A
u premier regard, le petit Napoléon est tombé sous le charme de la grande Eloïsa. Faisant fi de leur différence de taille – quatre-vingt centimètres quand même -, il a décidé de la séduire. À force de patience et d’ingéniosité, Cupidon remportera la partie.
Eloïsa et Napoléon repose sur une délicate couche de douceur et de sérénité. Cristina Florido effleure cette histoire avec une légèreté incomparable. Un bouquet de fleurs, un petit-déjeuner romantique, une petite danse improvisée, la vie des deux tourtereaux est à peine divulguée aux yeux des lecteurs. Tel un courant d'air qui soulève subrepticement un rideau, la scénariste murmure plus qu'elle ne raconte. Cette esquisse de portrait est néanmoins d'une grande précision. Pour atteindre son but, Florido a dépouillé volontairement son récit au maximum, ne conservant qu'une fine ligne narratrice centrée sur ses deux héros. Alors que l'album pourrait sembler un peu vide et rempli d'un romantisme un peu béat, il s'avère touchant grâce à la finesse des observations et à la sincérité des propos.

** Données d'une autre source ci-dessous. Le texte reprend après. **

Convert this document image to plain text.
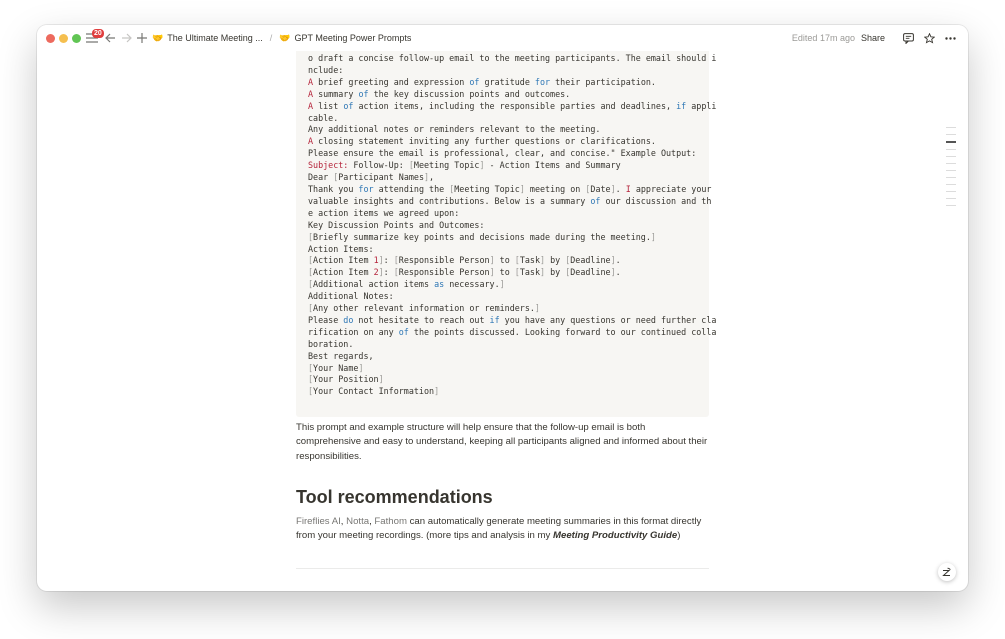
20	🤝 The Ultimate Meeting ... / 🤝 GPT Meeting Power Prompts	Edited 17m ago Share
o draft a concise follow-up email to the meeting participants. The email should i
nclude:
A brief greeting and expression of gratitude for their participation.
A summary of the key discussion points and outcomes.
A list of action items, including the responsible parties and deadlines, if appli
cable.
Any additional notes or reminders relevant to the meeting.
A closing statement inviting any further questions or clarifications.
Please ensure the email is professional, clear, and concise." Example Output:
Subject: Follow-Up: [Meeting Topic] - Action Items and Summary
Dear [Participant Names],
Thank you for attending the [Meeting Topic] meeting on [Date]. I appreciate your
valuable insights and contributions. Below is a summary of our discussion and th
e action items we agreed upon:
Key Discussion Points and Outcomes:
[Briefly summarize key points and decisions made during the meeting.]
Action Items:
[Action Item 1]: [Responsible Person] to [Task] by [Deadline].
[Action Item 2]: [Responsible Person] to [Task] by [Deadline].
[Additional action items as necessary.]
Additional Notes:
[Any other relevant information or reminders.]
Please do not hesitate to reach out if you have any questions or need further cla
rification on any of the points discussed. Looking forward to our continued colla
boration.
Best regards,
[Your Name]
[Your Position]
[Your Contact Information]

This prompt and example structure will help ensure that the follow-up email is both comprehensive and easy to understand, keeping all participants aligned and informed about their responsibilities.
Tool recommendations
Fireflies AI, Notta, Fathom can automatically generate meeting summaries in this format directly from your meeting recordings. (more tips and analysis in my Meeting Productivity Guide)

Les lecteurs qui avaient repéré Francisco Ruizge dans des titres un peu « musclés » comme La geste des chevaliers dragons, Luxley ou Prométhée risquent d'être passablement surpris en feuilletant cet ouvrage. Le dessinateur propose une approche au trait, presque brut, qui semble directement sortir d'un carnet de croquis. Fausse impression néanmoins, le travail de Ruizge, qui rappelle par moments Sempé, est en fait des plus subtils et parfaitement adapté au scénario. L'artiste manie particulièrement bien la mise en page. Grandes illustrations, petites cases carrées arrangées en moule à gaufre, incrustations d'image dans l'image, ces changements incessants de points de vue offrent une dynamique incroyable aux planches.
Histoire d'amour toute simple, racontée avec beaucoup de maestria, Eloïsa et Napoléon est tout à fait recommandable.